Introduction

The data I have shows information on the rent of apartment complexes around Seattle with data from 2000 to 2024. For my analysis, I am going to be exploring on what aspects effect the cost of rent as well as exploring how this changes over time.

Data Preperation

For my data preparation, I performed some initial data cleaning by changing some of the variable names as certain variable names in the original data were very long. I shortened certain variable names, while still keeping the meaning of the variable name clear. Another operation I did was removing rows of the data where all the quantitative variables were zero. The data set has rows for each apartment complex for every year between 2000 and 2024. However, some of the apartment complexes were not built yet in 2000, so for all the years between 2000 and the complex’s construction date all the quantitative values are set to zero. This zero data is not valuable to the analysis and so was removed.

# Read in data
rent <- read.csv("~/Documents/Masters/GEOG588/Lesson1/RentTypology.csv")

#Data cleaning
cleanRent <- rent %>%
  clean_names() %>% #Clean names
  rename(c(rent_per_sq_ft = tract_median_apartment_contract_rent_per_square_foot,
           rent_per_unit = tract_median_apartment_contract_rent_per_unit,
           community_name = community_reporting_area_name, 
           year_change_rent_per_sq_ft = year_over_year_change_in_rent_per_square_foot,
           year_change_rent_per_unit = year_over_year_change_in_rent_per_unit)) %>% #change long variable names
  subset(rent_per_unit > 0) # Remove rows with no rent data. 

Analysis

Plot 1:

For my first plot I wanted to simply show the change in rent over the years with a dot plot. As the data set has two rent variables, I chose to use the rent per unit variable for this plot. Along with the dot plot, I also have a line showing the mean rent per unit for each year. With the mean line, you can see a slight increase each year for rent with a slight dip in the average rent in 2008 and 2020.

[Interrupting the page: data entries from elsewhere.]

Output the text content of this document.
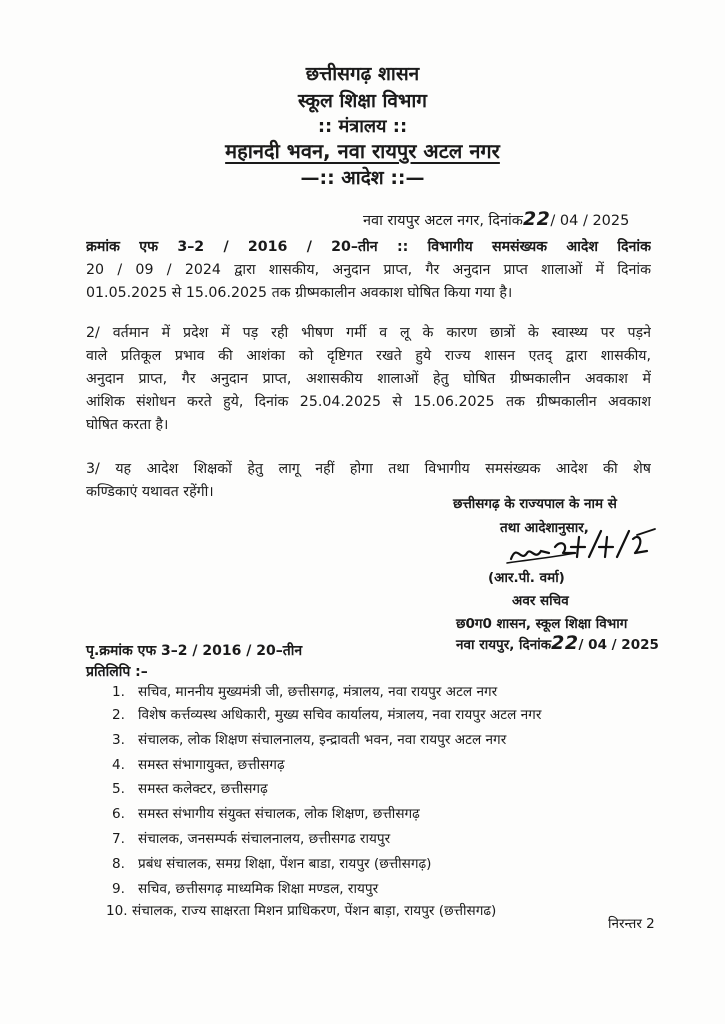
छत्तीसगढ़ शासन
स्कूल शिक्षा विभाग
:: मंत्रालय ::
महानदी भवन, नवा रायपुर अटल नगर
—:: आदेश ::—
नवा रायपुर अटल नगर, दिनांक22/ 04 / 2025
क्रमांक एफ 3–2 / 2016 / 20–तीन :: विभागीय समसंख्यक आदेश दिनांक
20 / 09 / 2024 द्वारा शासकीय, अनुदान प्राप्त, गैर अनुदान प्राप्त शालाओं में दिनांक
01.05.2025 से 15.06.2025 तक ग्रीष्मकालीन अवकाश घोषित किया गया है।
2/ वर्तमान में प्रदेश में पड़ रही भीषण गर्मी व लू के कारण छात्रों के स्वास्थ्य पर पड़ने
वाले प्रतिकूल प्रभाव की आशंका को दृष्टिगत रखते हुये राज्य शासन एतद् द्वारा शासकीय,
अनुदान प्राप्त, गैर अनुदान प्राप्त, अशासकीय शालाओं हेतु घोषित ग्रीष्मकालीन अवकाश में
आंशिक संशोधन करते हुये, दिनांक 25.04.2025 से 15.06.2025 तक ग्रीष्मकालीन अवकाश
घोषित करता है।
3/ यह आदेश शिक्षकों हेतु लागू नहीं होगा तथा विभागीय समसंख्यक आदेश की शेष
कण्डिकाएं यथावत रहेंगी।
छत्तीसगढ़ के राज्यपाल के नाम से
तथा आदेशानुसार,
(आर.पी. वर्मा)
अवर सचिव
छ0ग0 शासन, स्कूल शिक्षा विभाग
नवा रायपुर, दिनांक22/ 04 / 2025
पृ.क्रमांक एफ 3–2 / 2016 / 20–तीन
प्रतिलिपि :–
1. सचिव, माननीय मुख्यमंत्री जी, छत्तीसगढ़, मंत्रालय, नवा रायपुर अटल नगर
2. विशेष कर्त्तव्यस्थ अधिकारी, मुख्य सचिव कार्यालय, मंत्रालय, नवा रायपुर अटल नगर
3. संचालक, लोक शिक्षण संचालनालय, इन्द्रावती भवन, नवा रायपुर अटल नगर
4. समस्त संभागायुक्त, छत्तीसगढ़
5. समस्त कलेक्टर, छत्तीसगढ़
6. समस्त संभागीय संयुक्त संचालक, लोक शिक्षण, छत्तीसगढ़
7. संचालक, जनसम्पर्क संचालनालय, छत्तीसगढ रायपुर
8. प्रबंध संचालक, समग्र शिक्षा, पेंशन बाडा, रायपुर (छत्तीसगढ़)
9. सचिव, छत्तीसगढ़ माध्यमिक शिक्षा मण्डल, रायपुर
10. संचालक, राज्य साक्षरता मिशन प्राधिकरण, पेंशन बाड़ा, रायपुर (छत्तीसगढ)
निरन्तर 2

ggplot(data = cleanRent, aes(x=year, y=rent_per_unit, colour = cost_category)) + 
  geom_point() + #Create a dot plot with year and rent per unit
  stat_summary(fun = mean, geom = "line", color = "black", linewidth=1.2) + # Calculates mean rent_per_unit for each year and displays as black line
  labs(x="Year", y="Rent Per Unit", title = "Change in Rent per Unit Over Time", colour = "Cost Category")
Fig 1: Rent per unit for complexes in Seattle from 2000 to 2024 with a line showing the mean rent each year. Shows a overall increase in rent prices each year.

Fig 1: Rent per unit for complexes in Seattle from 2000 to 2024 with a line showing the mean rent each year. Shows a overall increase in rent prices each year.

Plot 2:

For my second plot I have a boxplot of the yearly change in rent per unit for each of the cost categories. In this plot you can see the average change each year in rent for the cheaper and more expensive properties. Based on the boxplots, you can still see the slight increase in rent prices each year, but there does not seem to be a significant difference in how much the rent increases each year for each of the cost categories.

ggplot(data = cleanRent, aes(x=year_change_rent_per_unit, y = cost_category)) +
  geom_boxplot() + # Create three boxplots for each cost category
  labs(x = "Yearly Change in Rent Per Unit", y = "Cost Category", title = "Boxplots of Yearly Change in Rent by Cost Category")
Fig 2: Boxplots showing the percent change in rent per unit each year splitting the complexes into three different categories based on rent prices.

Fig 2: Boxplots showing the percent change in rent per unit each year splitting the complexes into three different categories based on rent prices.

Plot 3:

For my third plot, I calculated the total number of properties across all the complexes for each year. There is an increase of about 700 properties between 2000 and 2024.

#Create new data frame by grouping rent data by year and calculating the sum of the properties for each year
total_properties_per_year <- cleanRent %>%
  group_by(year) %>%
  summarise(total_properties = sum(properties, na.rm = TRUE))

ggplot(total_properties_per_year, aes(x = year, y = total_properties)) +
  geom_col() + #Create bar plot showing total number of properties by year
  labs(x = "Year", y="Total Properties", title = "Total Number of Properties Over Time")
Fig 3:.

Fig 3:.